Do filmu nie miałem zastrzeżeń przez sporą jego cześć. Byłem urzeczony świetnymi zdjęciami – ich przemyślaną kompozycją, interesującą grą światłocieniem, wszechobecnym dymem, stonowanym kontrastem, dzięki czemu nastrój filmu był taki chłodny i surowy. Naprawdę dobra robota, wręcz czuło się to suche powietrze z filmu.
O dziwo, świetnie spisał się też Billy Bob Thornton – jego minimalistyczna postać, trzymająca cały film jedną zamyśloną miną i niewielką liczbą kwestii mówionych wydawałaby się stworzoną tylko i wyłącznie dla niego. Wypadł idealnie.
I na koniec historia, będąca podstawą całego filmu – jest przemyślana, inteligentna, podsycana miejscami charakterem braci reżyserów: znajdą się tu i niezłe dialogi, i niecodzienne scenki.
Do tego momentu zastrzeżeń nie miałem, wszystko przebiegało we właściwym porządku. Jednak w pewnym momencie zorientowałem się, że materiał się wyczerpał. W filmie jest to dosyć wyraźnie zarysowane, po prostu widać że jakieś 40 minut filmu jest tu dopchane na siłę. Można tu zaobserwować to samo co w przypadku „Brudnego Harry’ego”: film się kończy... Ale twórcy odświeżają kotleta jeszcze raz, dla jaj.

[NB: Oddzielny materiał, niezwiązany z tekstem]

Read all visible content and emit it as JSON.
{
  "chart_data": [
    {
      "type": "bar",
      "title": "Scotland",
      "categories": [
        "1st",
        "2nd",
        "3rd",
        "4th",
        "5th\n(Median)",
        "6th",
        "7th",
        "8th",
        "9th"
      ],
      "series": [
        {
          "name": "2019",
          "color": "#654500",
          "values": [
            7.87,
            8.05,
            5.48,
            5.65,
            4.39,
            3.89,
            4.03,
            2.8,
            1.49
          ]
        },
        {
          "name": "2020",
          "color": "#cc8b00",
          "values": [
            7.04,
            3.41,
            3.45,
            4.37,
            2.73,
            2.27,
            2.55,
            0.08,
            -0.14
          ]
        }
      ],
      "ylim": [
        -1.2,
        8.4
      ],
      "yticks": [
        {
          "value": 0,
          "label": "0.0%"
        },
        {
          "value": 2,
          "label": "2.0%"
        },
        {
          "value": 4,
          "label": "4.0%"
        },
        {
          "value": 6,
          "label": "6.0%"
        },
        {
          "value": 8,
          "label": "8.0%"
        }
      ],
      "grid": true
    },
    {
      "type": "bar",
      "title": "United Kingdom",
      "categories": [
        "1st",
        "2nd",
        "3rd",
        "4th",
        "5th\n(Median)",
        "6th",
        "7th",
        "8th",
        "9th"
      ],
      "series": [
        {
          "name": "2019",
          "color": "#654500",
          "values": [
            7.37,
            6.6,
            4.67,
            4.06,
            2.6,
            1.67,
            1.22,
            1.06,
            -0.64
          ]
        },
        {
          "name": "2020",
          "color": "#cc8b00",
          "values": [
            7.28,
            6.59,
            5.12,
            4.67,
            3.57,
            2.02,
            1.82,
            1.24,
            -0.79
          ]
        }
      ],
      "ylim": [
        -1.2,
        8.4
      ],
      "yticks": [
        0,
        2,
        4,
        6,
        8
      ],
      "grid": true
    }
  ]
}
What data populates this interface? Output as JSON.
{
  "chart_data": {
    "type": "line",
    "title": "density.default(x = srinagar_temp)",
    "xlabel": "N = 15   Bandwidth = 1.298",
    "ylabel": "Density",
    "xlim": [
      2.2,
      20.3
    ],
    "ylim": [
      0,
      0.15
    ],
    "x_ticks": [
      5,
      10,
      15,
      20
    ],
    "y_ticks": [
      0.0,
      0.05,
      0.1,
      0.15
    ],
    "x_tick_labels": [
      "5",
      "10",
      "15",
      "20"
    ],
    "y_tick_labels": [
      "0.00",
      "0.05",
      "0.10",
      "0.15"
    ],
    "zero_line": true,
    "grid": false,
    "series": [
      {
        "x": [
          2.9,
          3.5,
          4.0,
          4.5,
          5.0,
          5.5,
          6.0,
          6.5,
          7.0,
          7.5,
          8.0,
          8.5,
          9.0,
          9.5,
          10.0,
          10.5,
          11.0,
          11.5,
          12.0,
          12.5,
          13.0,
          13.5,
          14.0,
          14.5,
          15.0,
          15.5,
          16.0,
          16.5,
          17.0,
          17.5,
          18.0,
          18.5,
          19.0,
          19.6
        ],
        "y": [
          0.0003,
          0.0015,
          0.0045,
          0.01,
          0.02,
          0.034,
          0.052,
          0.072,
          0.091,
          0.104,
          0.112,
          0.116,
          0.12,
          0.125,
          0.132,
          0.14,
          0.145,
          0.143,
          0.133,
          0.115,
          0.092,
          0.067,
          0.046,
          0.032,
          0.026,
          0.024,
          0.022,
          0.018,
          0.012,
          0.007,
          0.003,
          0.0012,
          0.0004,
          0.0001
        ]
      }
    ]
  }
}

Wątki z pierwszej części zostaną zwyczajnie powtórzone, chyba tylko po to, by film nie zakwalifikował się do kategorii krótkometrażówek. I tak fryzjer powtarza za żoną ile się dało. Teoretycznie nie miałbym o to zastrzeżeń – mimo wszystko nadal są w tej drugiej części interesujące sceny (krzesło na białym tle – i już jest dobrze), no i w końcu dzięki temu zabiegowi rozbudowana została rola Scarlett Johansson (tudzież chyba tylko dlatego ją zaangażowali), ale mimo wszystko wolałbym dostać bardziej spiętą historię.
Wspomnieć należy jeszcze o oszczędnej, klimatycznej muzyce: same proste dźwięki, wolne tempo – rewelacja!
6/10
Zgadzam się całkowicie! (Choć w sumie ocena u mnie wyższa - ze względu na wszystkie te wymienione powyżej pozytywne cechy filmu)
Gdzieś tak w połowie filmu pomyślałam, że będę musiała koniecznie wpaść na filmweba, i napisać dużymi literami, że bracia Cohen to absolutni mistrzowie i realizacji, i fabuły, ale wygląda na to, że jednak poprzestanę na realizacji. Przynajmniej tym razem. Bo sceny, tak powiedzmy od wypadku, a może jeszcze wcześniej, wydawały się jakby zbędne. Niby nie całkiem, bo przecież miały swoją wymowę, ale jednak coś nie klikało... Pozostało po nich coś w stylu chaosu, wydaje się, że gdyby na tym wypadku poprzestać, (albo przerwać jeszcze przed wycieczką na przesłuchanie), to film zostawiałby widza z czystszym, wyraźniejszym spojrzeniem i z poczuciem satysfakcji z obejrzenia dobrego filmu. A tak, chociaż nadal uważam, że obejrzałam dobry film, zamiast sytości czuję przesyt.